Though we were busiest this week preparing, conducting, and breaking down the fundraiser at Project 23, we also found time to make some advances in our work in social studies, and to get some new work underway. In the Place Out of Time simulation, we took some time to process a framework for examining and utilizing primary sources: specifically, describing them first; posing questions next; and then offering interpretations. We conducted an exercise in which we looked at a political cartoon showing masses of people in Mediterranean Europe with dozens of road signs pointing every which way in the central and northern part of the continent. The kids thought this was about immigration--thousands clamoring to get in and countries becoming increasingly hesitant to admit more refugees as their resources are stretched.
Our simulation revolves around a court case in which a homeless immigrant in Italy was convicted of petty theft for stealing a small amount of food, a conviction that was overturned in the Italian Supreme Court. The themes in the foreground for this simulation are dignity, security, responsibility, and citizenship. We watched screencasts on these topics, answered a few questions, and began to work on writing assignments for each of the four.

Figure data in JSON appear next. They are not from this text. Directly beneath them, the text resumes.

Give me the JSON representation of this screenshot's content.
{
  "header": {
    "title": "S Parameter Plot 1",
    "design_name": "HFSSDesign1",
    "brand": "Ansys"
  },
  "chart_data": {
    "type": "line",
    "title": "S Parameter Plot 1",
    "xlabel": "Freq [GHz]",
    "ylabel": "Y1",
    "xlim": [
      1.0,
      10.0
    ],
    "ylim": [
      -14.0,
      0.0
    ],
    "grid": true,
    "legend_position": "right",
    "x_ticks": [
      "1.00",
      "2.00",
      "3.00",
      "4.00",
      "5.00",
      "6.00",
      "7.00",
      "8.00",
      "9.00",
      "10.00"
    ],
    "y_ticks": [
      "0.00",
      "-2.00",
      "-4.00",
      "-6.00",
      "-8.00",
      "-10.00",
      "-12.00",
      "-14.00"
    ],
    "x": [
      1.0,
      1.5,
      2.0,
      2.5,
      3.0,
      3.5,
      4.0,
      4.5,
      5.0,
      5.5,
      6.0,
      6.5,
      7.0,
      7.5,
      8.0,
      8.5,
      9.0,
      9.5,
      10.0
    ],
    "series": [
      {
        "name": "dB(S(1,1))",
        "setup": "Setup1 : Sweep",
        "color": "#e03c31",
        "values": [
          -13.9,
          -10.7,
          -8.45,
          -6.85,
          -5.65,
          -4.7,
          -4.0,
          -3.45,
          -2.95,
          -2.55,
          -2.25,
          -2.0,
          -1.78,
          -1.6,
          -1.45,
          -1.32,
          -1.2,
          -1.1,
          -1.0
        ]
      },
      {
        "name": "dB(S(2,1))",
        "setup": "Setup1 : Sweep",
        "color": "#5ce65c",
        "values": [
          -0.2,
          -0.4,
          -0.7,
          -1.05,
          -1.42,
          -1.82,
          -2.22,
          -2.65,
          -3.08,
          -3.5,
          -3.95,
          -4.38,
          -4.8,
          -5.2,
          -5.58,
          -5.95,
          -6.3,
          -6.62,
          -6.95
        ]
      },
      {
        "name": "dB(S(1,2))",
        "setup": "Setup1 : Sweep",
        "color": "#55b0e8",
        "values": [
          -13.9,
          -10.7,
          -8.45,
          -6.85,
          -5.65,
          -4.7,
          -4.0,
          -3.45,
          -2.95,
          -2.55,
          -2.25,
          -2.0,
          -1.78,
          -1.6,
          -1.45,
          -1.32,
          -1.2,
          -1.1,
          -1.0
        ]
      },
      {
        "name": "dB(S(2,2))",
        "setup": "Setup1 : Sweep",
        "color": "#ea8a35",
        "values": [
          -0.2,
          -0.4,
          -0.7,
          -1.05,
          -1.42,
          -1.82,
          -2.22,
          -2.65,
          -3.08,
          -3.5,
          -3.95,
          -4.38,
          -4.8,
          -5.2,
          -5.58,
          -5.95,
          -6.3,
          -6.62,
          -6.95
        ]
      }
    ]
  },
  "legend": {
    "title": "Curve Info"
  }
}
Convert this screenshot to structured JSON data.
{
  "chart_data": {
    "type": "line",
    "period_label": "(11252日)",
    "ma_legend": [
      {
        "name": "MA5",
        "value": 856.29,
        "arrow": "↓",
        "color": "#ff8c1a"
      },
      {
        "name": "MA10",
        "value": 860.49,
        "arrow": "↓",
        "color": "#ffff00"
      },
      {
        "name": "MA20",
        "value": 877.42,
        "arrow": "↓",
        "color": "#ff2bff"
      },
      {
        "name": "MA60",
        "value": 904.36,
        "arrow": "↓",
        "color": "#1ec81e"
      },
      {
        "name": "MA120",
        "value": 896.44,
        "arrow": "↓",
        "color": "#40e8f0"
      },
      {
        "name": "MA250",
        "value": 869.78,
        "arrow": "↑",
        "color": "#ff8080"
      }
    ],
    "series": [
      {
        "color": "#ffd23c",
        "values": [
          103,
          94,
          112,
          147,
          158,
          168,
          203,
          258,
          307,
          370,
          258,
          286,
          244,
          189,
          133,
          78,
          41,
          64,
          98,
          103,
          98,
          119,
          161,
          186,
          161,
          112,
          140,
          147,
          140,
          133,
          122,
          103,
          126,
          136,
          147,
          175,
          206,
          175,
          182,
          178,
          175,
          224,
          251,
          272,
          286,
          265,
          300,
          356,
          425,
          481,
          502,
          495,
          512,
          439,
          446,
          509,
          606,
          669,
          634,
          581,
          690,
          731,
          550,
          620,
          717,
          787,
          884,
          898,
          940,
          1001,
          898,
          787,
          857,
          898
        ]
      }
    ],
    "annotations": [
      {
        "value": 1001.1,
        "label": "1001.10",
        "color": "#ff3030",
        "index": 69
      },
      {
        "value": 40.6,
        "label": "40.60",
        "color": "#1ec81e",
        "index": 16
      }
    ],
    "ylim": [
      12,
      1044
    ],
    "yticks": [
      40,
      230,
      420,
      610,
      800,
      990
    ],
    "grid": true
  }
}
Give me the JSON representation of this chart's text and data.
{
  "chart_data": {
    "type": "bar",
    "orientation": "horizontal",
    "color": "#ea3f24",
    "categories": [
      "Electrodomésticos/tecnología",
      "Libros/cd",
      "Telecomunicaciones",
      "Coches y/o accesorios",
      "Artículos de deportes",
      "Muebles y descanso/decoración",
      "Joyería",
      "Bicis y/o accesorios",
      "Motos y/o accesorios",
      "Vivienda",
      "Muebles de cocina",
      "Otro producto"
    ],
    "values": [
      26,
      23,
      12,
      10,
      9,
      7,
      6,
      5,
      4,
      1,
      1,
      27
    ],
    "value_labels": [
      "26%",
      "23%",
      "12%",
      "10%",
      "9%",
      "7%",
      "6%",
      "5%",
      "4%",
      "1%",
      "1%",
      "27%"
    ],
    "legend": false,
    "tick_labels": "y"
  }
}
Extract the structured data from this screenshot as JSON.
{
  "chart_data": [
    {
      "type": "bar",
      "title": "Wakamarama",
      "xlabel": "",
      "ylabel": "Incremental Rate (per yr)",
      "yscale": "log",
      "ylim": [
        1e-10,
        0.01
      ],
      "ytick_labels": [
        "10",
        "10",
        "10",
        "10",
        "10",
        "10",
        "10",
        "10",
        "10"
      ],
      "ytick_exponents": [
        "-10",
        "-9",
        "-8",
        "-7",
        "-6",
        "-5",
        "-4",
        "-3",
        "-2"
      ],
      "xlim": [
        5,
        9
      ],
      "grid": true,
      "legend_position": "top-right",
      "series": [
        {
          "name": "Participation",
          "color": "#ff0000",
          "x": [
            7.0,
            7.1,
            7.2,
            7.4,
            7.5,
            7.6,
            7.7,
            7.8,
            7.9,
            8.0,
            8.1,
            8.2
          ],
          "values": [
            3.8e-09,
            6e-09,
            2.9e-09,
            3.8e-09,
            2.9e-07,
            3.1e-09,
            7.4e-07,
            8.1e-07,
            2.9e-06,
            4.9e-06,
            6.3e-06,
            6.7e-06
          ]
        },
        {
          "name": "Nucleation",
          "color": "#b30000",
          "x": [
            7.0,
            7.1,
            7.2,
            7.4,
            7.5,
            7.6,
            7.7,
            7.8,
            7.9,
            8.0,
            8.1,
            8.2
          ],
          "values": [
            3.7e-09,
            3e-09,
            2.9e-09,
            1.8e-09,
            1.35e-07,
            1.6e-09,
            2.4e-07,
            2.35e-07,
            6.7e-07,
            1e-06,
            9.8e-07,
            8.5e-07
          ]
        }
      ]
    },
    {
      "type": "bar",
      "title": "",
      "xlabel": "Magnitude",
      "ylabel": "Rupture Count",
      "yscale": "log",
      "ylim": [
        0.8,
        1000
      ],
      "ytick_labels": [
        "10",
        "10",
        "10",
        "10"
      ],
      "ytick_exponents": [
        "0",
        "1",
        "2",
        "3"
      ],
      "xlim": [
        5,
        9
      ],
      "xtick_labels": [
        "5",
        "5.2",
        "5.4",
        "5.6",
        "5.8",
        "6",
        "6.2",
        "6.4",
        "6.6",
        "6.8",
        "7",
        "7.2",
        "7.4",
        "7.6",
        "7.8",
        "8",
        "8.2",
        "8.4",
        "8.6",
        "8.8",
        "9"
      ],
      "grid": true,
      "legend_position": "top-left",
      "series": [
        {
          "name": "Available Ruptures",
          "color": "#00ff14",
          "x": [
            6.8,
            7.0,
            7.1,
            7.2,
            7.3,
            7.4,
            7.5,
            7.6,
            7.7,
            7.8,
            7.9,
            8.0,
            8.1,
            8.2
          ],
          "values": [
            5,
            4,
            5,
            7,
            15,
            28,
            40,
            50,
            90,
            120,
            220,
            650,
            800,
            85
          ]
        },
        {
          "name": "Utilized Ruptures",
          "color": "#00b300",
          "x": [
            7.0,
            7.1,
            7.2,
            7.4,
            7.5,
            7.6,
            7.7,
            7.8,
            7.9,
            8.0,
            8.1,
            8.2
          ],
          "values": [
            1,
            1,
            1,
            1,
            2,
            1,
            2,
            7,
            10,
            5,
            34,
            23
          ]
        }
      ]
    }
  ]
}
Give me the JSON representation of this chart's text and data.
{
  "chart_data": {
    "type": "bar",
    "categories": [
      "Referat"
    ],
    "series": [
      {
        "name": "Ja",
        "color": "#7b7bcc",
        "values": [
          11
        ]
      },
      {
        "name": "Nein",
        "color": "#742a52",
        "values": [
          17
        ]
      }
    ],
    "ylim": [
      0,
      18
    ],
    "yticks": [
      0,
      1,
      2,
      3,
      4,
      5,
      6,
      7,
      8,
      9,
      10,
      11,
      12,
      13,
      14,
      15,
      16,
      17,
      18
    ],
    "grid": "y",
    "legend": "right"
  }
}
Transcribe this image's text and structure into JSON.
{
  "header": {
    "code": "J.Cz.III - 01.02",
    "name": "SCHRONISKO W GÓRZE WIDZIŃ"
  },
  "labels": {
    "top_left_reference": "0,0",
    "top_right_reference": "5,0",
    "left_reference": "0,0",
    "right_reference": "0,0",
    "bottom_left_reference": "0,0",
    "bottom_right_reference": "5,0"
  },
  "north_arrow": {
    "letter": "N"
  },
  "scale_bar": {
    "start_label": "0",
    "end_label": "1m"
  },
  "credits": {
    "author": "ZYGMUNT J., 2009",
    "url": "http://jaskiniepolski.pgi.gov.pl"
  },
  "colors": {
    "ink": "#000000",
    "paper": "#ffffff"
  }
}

We outlined and did some preliminary research on four pro-and-con debate topics related to the food project: a 'sin tax' on pop and sweet drinks; a ban on plastic bags; factory farms; and agricultural subsidies. Students looked up basic both-sides-of-the-question sites from Forbes, the Washington Post, theEconomist, and other sources. After outlining and sharing material from these sources, we'll vote the four options down to two and begin preparing for the debates, three weeks hence.